The dorsal surface of the fish is greenish dappled with dark brown, the flanks are pale grey and the underparts white. There is a lateral row of large white spots each with one or more small black spots in the middle. On the underparts there are further black spots, mostly edged with yellow. Females have brown spots on the head and males have diagonal yellowish-brown markings on the cheek. The dorsal fin has a black spot at the base of the spines and the caudal fin, which is rounded or has a short extension from the upper lobe, has a larger black spot. There are several rows of small black spots on the soft rays of the dorsal fin and one row on the anal fin.

==Distribution==
The speckled sandperch is found in shallow waters on the east coast of Africa as far south as Natal, the Red Sea and the western Indo-Pacific. Its range extends as far east as Sumatra, and includes the Maldives, the Laccadives and Sri Lanka. The type location is the Red Sea.
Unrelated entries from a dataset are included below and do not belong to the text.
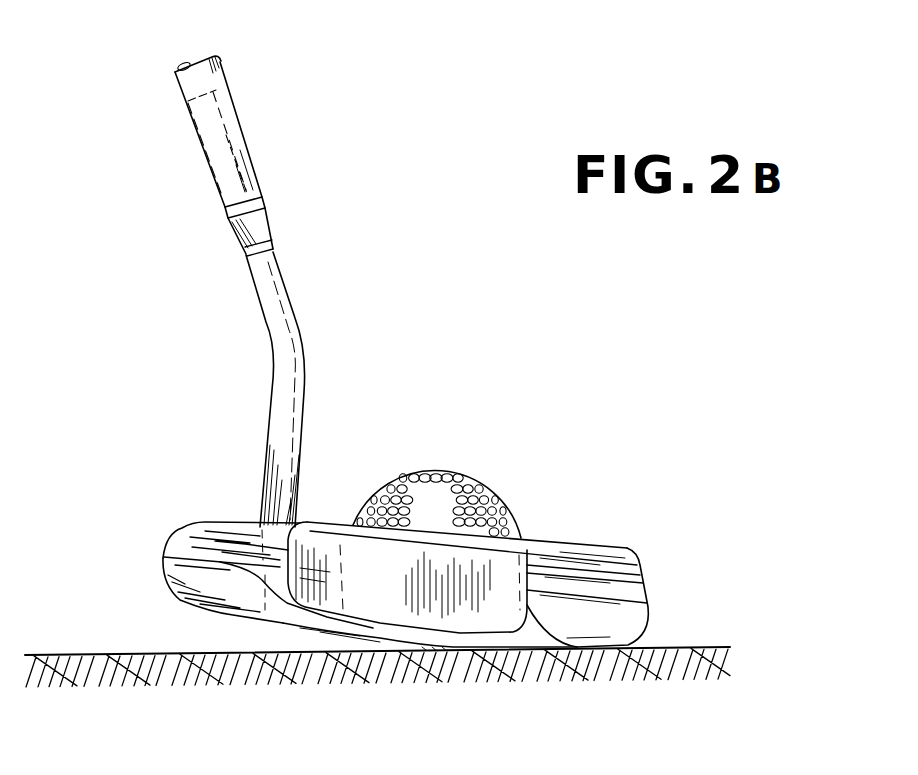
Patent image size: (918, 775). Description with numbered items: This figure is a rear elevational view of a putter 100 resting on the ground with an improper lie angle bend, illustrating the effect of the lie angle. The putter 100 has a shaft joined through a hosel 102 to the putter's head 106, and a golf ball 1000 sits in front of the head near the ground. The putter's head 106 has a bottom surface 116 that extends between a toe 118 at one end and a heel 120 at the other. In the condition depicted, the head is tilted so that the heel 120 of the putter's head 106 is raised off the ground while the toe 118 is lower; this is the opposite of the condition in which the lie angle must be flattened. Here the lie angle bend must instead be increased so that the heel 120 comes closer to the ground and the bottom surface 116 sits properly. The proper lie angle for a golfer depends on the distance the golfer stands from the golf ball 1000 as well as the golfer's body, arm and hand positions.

The putter 100 is at (422, 543).
The hosel 102 is at (292, 293).
The putter's head 106 is at (643, 580).
The bottom surface 116 is at (327, 633).
The toe 118 is at (216, 63).
The heel 120 is at (162, 558).
The golf ball 1000 is at (385, 480).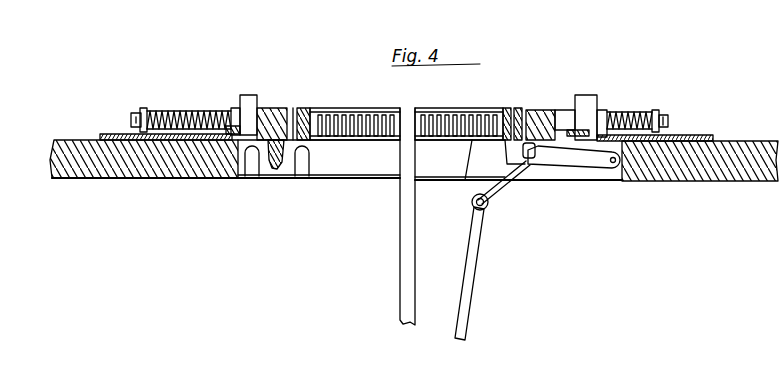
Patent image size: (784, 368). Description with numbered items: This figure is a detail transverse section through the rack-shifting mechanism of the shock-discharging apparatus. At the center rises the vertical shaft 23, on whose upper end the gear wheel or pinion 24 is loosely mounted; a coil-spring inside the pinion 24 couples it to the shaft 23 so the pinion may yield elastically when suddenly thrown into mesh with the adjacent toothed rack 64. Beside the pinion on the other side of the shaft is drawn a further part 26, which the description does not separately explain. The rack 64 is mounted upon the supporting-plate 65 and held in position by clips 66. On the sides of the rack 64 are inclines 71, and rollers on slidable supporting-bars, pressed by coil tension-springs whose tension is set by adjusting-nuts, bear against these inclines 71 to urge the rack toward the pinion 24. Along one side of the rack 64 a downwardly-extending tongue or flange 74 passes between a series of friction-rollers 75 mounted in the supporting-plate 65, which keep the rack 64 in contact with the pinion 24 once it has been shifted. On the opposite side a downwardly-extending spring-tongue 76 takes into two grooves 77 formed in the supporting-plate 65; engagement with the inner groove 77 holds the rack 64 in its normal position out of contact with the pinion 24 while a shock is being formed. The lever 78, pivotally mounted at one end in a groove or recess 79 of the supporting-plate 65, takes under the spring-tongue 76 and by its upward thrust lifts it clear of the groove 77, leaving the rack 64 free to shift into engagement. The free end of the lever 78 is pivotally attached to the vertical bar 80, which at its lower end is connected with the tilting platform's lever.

The vertical shaft 23 is at (390, 216).
The gear wheel or pinion 24 is at (307, 112).
The barrel bearing 26 is at (449, 108).
The rack 64 is at (272, 110).
The supporting-plate 65 is at (155, 168).
The clips 66 is at (236, 153).
The inclines 71 is at (562, 114).
The tongue or flange 74 is at (284, 158).
The friction-rollers 75 is at (298, 178).
The spring-tongue 76 is at (527, 164).
The grooves 77 is at (537, 149).
The lever 78 is at (488, 194).
The groove or recess 79 is at (481, 160).
The vertical bar 80 is at (471, 309).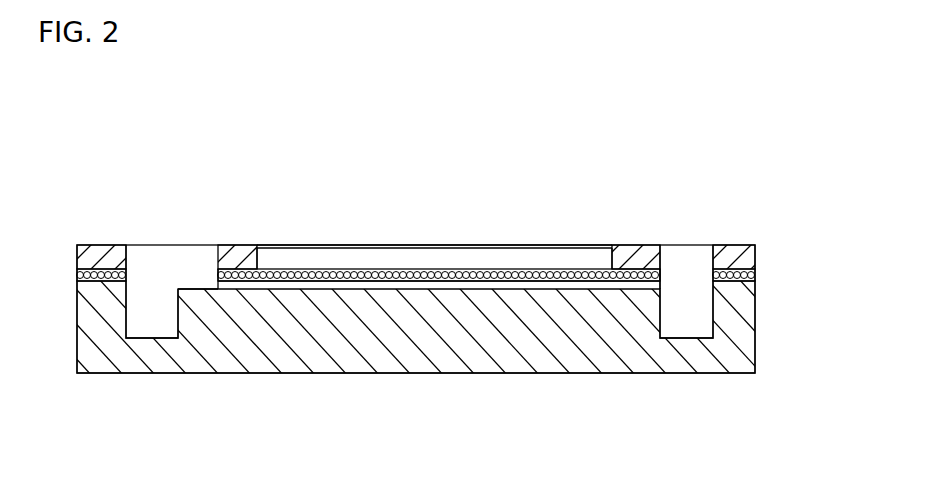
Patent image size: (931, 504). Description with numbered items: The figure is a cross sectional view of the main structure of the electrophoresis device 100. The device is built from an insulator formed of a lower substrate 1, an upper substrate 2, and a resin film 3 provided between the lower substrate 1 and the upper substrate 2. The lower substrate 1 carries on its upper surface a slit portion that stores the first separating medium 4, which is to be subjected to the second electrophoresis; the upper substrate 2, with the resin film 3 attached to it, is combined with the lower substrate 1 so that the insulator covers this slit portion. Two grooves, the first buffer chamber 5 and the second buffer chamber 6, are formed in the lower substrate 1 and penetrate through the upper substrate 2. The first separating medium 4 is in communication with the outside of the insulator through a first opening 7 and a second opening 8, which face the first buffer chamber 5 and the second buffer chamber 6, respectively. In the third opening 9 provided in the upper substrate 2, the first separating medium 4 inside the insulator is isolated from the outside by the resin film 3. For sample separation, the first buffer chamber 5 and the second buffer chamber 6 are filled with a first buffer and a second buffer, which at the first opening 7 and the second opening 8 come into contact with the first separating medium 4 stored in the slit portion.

The electrophoresis device 100 is at (592, 165).
The lower substrate 1 is at (756, 326).
The upper substrate 2 is at (756, 247).
The resin film 3 is at (756, 274).
The first separating medium 4 is at (433, 282).
The first buffer chamber 5 is at (145, 305).
The second buffer chamber 6 is at (690, 305).
The first opening 7 is at (216, 280).
The second opening 8 is at (664, 280).
The third opening 9 is at (311, 257).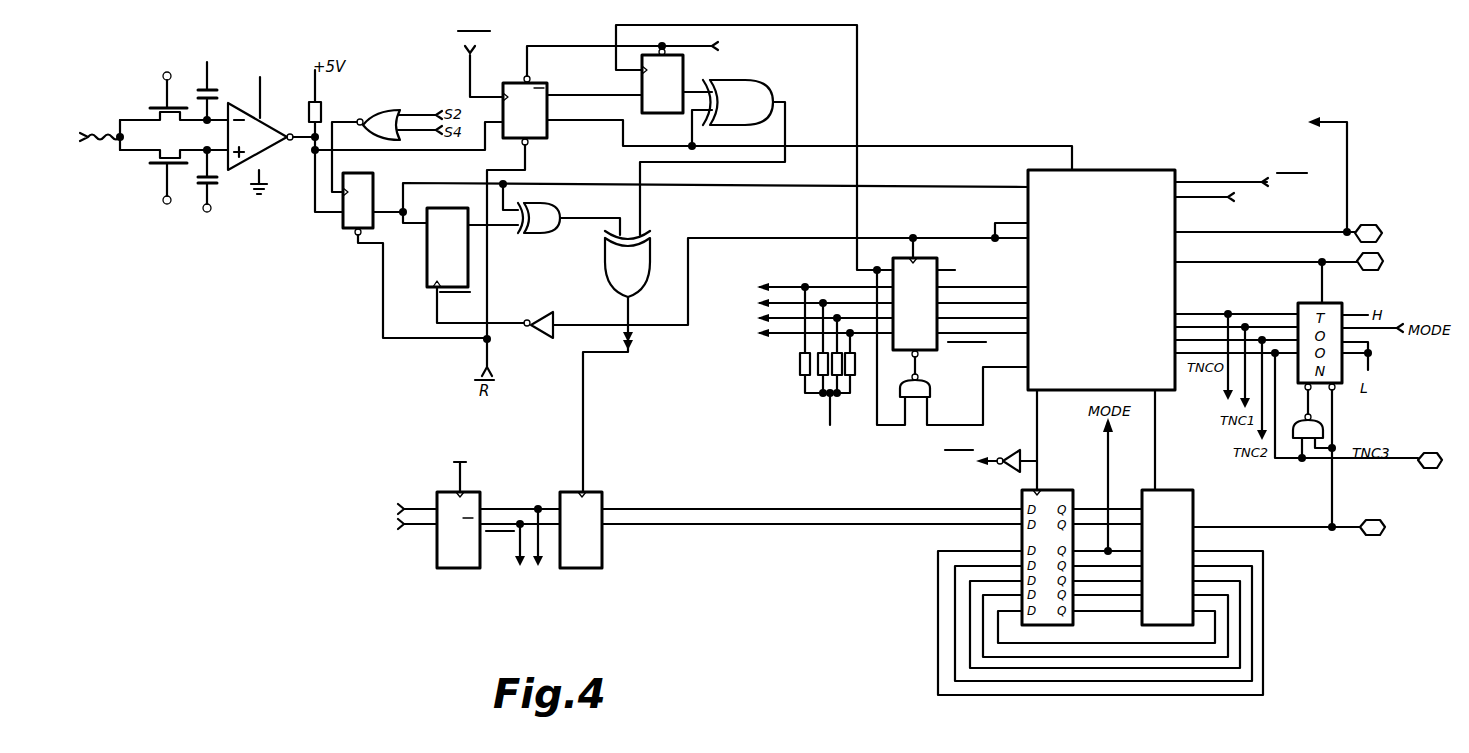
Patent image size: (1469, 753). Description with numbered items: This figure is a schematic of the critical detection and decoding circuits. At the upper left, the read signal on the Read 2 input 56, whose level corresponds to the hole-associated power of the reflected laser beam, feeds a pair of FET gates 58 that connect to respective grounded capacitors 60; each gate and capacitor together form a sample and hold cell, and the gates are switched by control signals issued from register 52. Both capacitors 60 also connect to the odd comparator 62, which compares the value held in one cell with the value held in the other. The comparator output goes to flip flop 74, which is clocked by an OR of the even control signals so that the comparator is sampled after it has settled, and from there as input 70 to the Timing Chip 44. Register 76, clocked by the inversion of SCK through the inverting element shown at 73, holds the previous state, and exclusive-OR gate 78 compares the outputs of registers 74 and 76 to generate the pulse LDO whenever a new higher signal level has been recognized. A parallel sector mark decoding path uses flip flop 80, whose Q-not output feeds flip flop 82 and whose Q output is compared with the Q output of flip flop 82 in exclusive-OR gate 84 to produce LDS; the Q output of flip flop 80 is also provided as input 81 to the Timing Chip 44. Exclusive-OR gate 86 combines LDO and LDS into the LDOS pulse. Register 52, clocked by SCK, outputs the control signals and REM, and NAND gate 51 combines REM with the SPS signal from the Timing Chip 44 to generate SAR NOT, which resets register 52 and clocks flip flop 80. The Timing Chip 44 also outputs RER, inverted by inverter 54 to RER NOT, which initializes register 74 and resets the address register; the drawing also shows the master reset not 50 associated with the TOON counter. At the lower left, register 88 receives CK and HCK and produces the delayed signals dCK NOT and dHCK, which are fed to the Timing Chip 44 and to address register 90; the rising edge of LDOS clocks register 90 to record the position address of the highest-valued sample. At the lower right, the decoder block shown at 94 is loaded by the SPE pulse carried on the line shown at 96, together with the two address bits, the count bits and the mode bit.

The Read 2 signal 2 is at (102, 142).
The Read 2 input line 56 is at (110, 138).
The FET gates 58 is at (158, 106).
The capacitors 60 is at (217, 88).
The odd comparator 62 is at (262, 122).
The input to Timing Chip 70 is at (921, 188).
The inverter 73 is at (541, 340).
The register 74 is at (373, 181).
The register 76 is at (438, 209).
The exclusive-OR gate 78 is at (548, 208).
The flip flop 80 is at (512, 80).
The input to Timing Chip 81 is at (953, 144).
The flip flop 82 is at (684, 58).
The exclusive-OR gate 84 is at (747, 83).
The exclusive-OR gate 86 is at (650, 252).
The Timing Chip 44 is at (1147, 178).
The master reset not 50 is at (1011, 452).
The NAND gate 51 is at (930, 397).
The register 52 is at (940, 259).
The inverter 54 is at (994, 465).
The register 88 is at (440, 492).
The address register 90 is at (600, 492).
The decoder 94 is at (1195, 498).
The strobe line 96 is at (1158, 421).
Although its range was originally thought to extend as far east as Fiji, three new species of Parapercis were recognised in 2007 based on their number of fin rays, their colouration and markings, and the location and number of spots on their anal fins; Parapercis pacifica occurs from southern Japan to the Timor Sea, Parapercis queenslandica from northern Australia, and Parapercis xanthogramma from Fiji, Tonga and Western Samoa. The speckled sandperch generally occurs on sandy or rubble substrates in areas sheltered by reefs.

==Biology==
The speckled sandperch is a predator and feeds on small crustaceans and other invertebrates, also taking small fish.

Several members of the family Pinguipedidae are protogynous hermaphrodites, starting their adult life as females and changing sex to males later, and this is the case with the speckled sandperch. Not only do the fish change sex, but they also change their markings at the same time. The sexual inversion occurs at a length of about 18 cm. Male fish are territorial and defend a harem of females. The eggs are planktonic and larval development takes place during one to two months.